Interpretation of lacrimal drainage test results

Fluorescein dye disappearance: If the heights of the tear meniscus are unequal, it implies that the eye with the larger meniscus may have impaired tear drainage. It is less likely that there is a unilateral poor meniscus due to dry eye or unilateral pseudoepiphora from reflex tearing from the dry eye.

Jones 1: If fluorescein is recovered, no further tests are required as the nasolacrimal system is patent. However, some clinicians may consider dilation/irrigating if they feel there is a chance to dislodge a partial obstruction. If no dye is recovered, this indicates either a partial or full blockage in the system, a failure of the lacrimal pump mechanism, or it could be a false positive (likely due to insufficient fluorescein). If mucopurulent effluent is recovered, irrigation should not be attempted because there is an active infection/inflammation.

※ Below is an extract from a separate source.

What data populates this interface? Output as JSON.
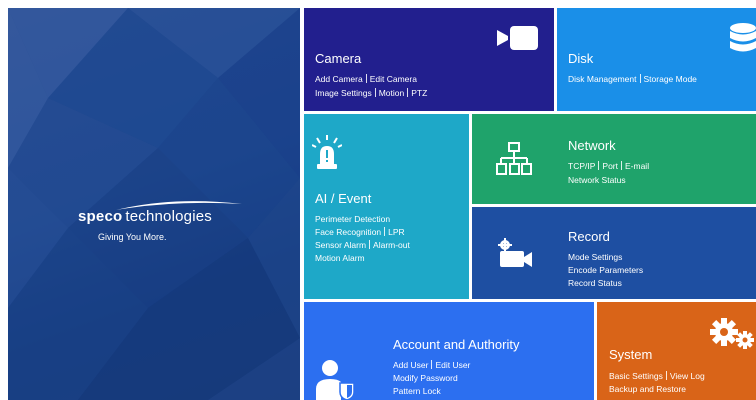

Dilation and irrigation: Normally fluid should exit from the system and be noted by the patient in the throat. A blocked system will offer resistance to fluid injection or cause regurgitation from the contravertical punctum. No fluid flow in the throat indicates a complete obstruction. Fluid subsequently noted in the throat indicates that the obstruction was relieved or there had been a partial obstruction or a stenosis.